The International Monetary Fund (IMF) has highlighted property taxes as a crucial but underutilised revenue source for Nigeria and other low-income countries aiming to achieve sustainable growth.
In a recent post on its blog, titled, "How Property Taxes Can Help Low-Income Countries to Develop," the IMF suggested that effective property tax reforms, especially in urban centers like Lagos, could significantly bolster local government revenues, helping fund vital infrastructure and services.
According to the IMF, global governments will need to raise an estimated $3 trillion to meet development goals by 2030, with emerging markets requiring 4 per cent of their GDP and low-income countries a challenging 16 per cent.
For countries like Nigeria, which face high revenue needs and limited income and wealth tax frameworks, property taxes offer an accessible alternative. The IMF's findings show that countries in Africa and Asia collect only around 0.1 per cent of GDP through property taxes, compared to over 1 per cent in the OECD and up to 3 per cent in some advanced economies.
It stated: "The world's governments must raise an additional $3 trillion to achieve sustainable and inclusive economic growth goals this decade. The cost in emerging markets equals 4 percent of gross domestic product and 16 percent for low-income countries.
How can countries finance such staggering price tags? Large cities such as Delhi and Lagos show a way forward: Taxing property more efficiently can play a meaningful role in raising revenue at the local level, allowing countries to invest more in their people, new IMF analysis shows. Previous IMF research has shown that countries have ample potential to raise more domestic tax revenue if they need it up to 5 percentage points of GDP over two decades."
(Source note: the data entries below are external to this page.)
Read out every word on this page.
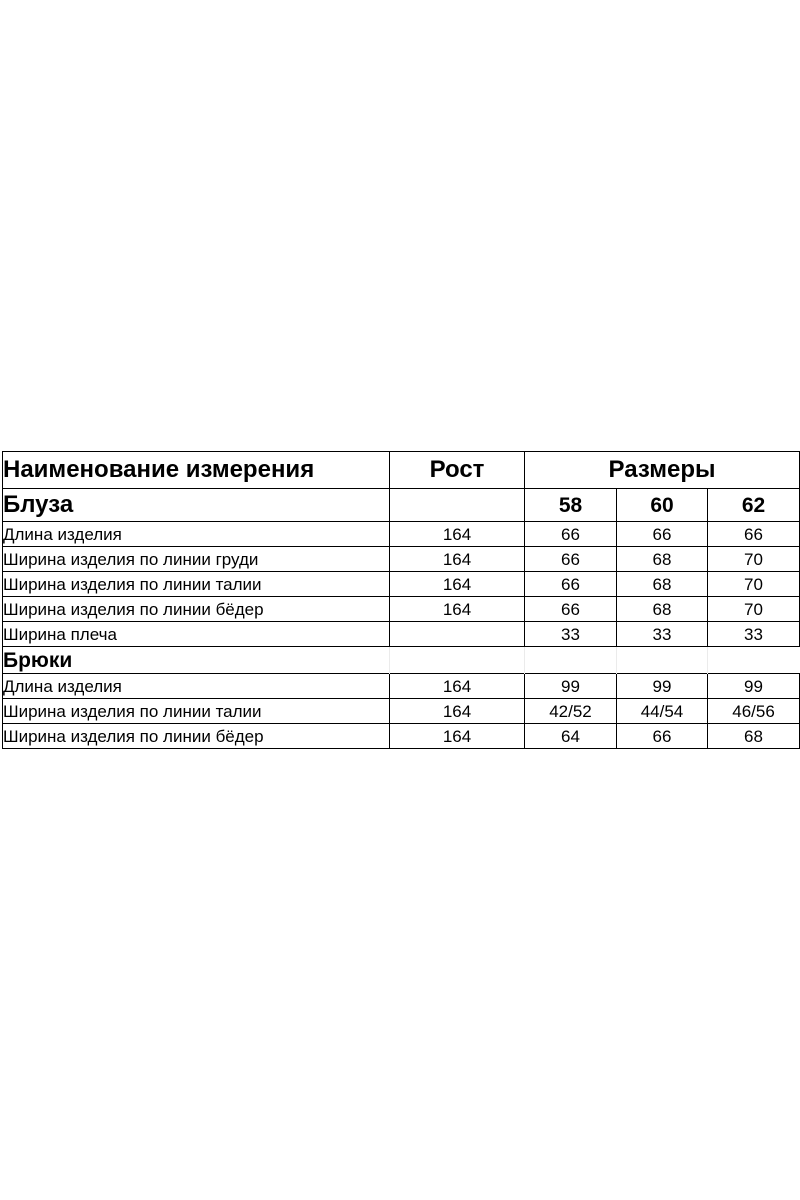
Наименование измерения	Рост	Размеры		
Блуза		58	60	62
Длина изделия	164	66	66	66
Ширина изделия по линии груди	164	66	68	70
Ширина изделия по линии талии	164	66	68	70
Ширина изделия по линии бёдер	164	66	68	70
Ширина плеча		33	33	33
Брюки				
Длина изделия	164	99	99	99
Ширина изделия по линии талии	164	42/52	44/54	46/56
Ширина изделия по линии бёдер	164	64	66	68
"Of course, the political challenges of such reforms are far from trivial, as recent events in several countries suggest that raising taxes can create social unrest. More efficient, real estate taxes have an advantage in this regard: by being locally collected and spent, they may be politically less challenging than increases in broad-base national taxes.
IMF also observed that recurrent taxes on immovable property could help local governments capture the wealth generated through construction-intensive urbanization, saying that generating such revenue fairly is especially important given the difficulty in developing countries of taxing income and wealth, which can be highly mobile.
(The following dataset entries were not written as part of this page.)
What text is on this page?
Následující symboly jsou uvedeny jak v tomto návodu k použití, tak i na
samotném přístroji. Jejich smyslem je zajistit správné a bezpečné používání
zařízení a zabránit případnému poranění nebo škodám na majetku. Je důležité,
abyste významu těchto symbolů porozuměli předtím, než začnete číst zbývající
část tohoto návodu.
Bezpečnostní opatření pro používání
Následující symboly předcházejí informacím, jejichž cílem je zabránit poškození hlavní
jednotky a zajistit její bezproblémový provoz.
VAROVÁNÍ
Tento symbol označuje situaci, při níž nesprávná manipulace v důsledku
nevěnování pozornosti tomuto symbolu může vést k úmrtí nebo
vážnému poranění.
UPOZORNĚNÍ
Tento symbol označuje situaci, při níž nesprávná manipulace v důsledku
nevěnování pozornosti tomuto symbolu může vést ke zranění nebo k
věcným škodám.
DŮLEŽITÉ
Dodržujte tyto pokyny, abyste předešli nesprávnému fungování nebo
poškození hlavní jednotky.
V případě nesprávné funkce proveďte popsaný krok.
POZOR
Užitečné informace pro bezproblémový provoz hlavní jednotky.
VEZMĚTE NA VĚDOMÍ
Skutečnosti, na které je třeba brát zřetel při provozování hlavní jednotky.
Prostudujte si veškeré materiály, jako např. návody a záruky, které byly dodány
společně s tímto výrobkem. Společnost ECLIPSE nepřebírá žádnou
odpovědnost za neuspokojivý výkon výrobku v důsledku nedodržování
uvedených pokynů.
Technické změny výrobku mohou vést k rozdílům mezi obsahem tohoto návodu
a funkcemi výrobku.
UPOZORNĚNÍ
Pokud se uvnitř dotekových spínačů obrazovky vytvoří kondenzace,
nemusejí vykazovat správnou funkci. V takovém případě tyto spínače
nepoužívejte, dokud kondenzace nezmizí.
It also stated that the appeal of property taxes is clear when we look at revenue raised in advanced economies: more than 1 percent of GDP on average in OECD countries, and nearly 3 percent in some advanced economies, adding that by contrast, they raise only around 0.1 percent of GDP in emerging Asia and Africa.
Such approaches, the IMF suggested, could make property taxes 10 times more effective with the right policy adjustments and technology, like satellite imagery and drones, to map properties and expand tax coverage.
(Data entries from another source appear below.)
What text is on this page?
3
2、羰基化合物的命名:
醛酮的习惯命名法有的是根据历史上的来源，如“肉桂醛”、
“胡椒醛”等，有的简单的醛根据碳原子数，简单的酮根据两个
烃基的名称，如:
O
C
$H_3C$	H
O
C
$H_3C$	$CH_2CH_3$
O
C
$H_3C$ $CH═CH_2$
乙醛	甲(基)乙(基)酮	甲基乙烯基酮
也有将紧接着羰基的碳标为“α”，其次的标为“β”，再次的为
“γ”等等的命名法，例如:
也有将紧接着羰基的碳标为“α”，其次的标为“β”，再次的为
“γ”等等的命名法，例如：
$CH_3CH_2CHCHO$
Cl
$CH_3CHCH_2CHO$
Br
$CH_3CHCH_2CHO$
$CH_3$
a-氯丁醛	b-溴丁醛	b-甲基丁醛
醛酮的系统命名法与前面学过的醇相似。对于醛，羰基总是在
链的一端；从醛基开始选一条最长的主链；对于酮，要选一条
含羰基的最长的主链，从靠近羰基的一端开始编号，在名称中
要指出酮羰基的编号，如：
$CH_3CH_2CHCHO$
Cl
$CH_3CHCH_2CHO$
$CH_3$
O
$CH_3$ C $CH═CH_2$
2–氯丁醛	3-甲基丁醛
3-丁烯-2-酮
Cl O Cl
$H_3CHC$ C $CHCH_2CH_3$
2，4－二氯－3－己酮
The IMF analysis emphasised that property taxes, by being locally collected and spent, might be politically less challenging than broader national tax hikes, remarking that by funding public services directly and creating a clear link between local taxes and local spending, property taxes increase accountability and enable municipalities to capitalize on wealth created through urban development.
For sustainable adoption, the IMF recommended that municipalities gradually shift from fixed area-based taxes to a full value-based system as technological and valuation capabilities improve. Technologies such as geographic information systems (GIS) and drones are already in use in cities like Delhi and Bangalore to track property changes accurately, and the IMF is encouraging similar measures in Nigeria.
"An area-based approach initially, supported by the precision of modern mapping tools, can help countries transition smoothly to market-value-based property taxes. This pathway makes property-tax reform practical and politically appealing, especially when well-communicated to the public," the body also observed.
The IMF reiterated that with proper implementation, property taxes can help resource-constrained countries like Nigeria improve local services, enhance economic stability, and foster inclusive growth, paving the way for a stronger fiscal foundation.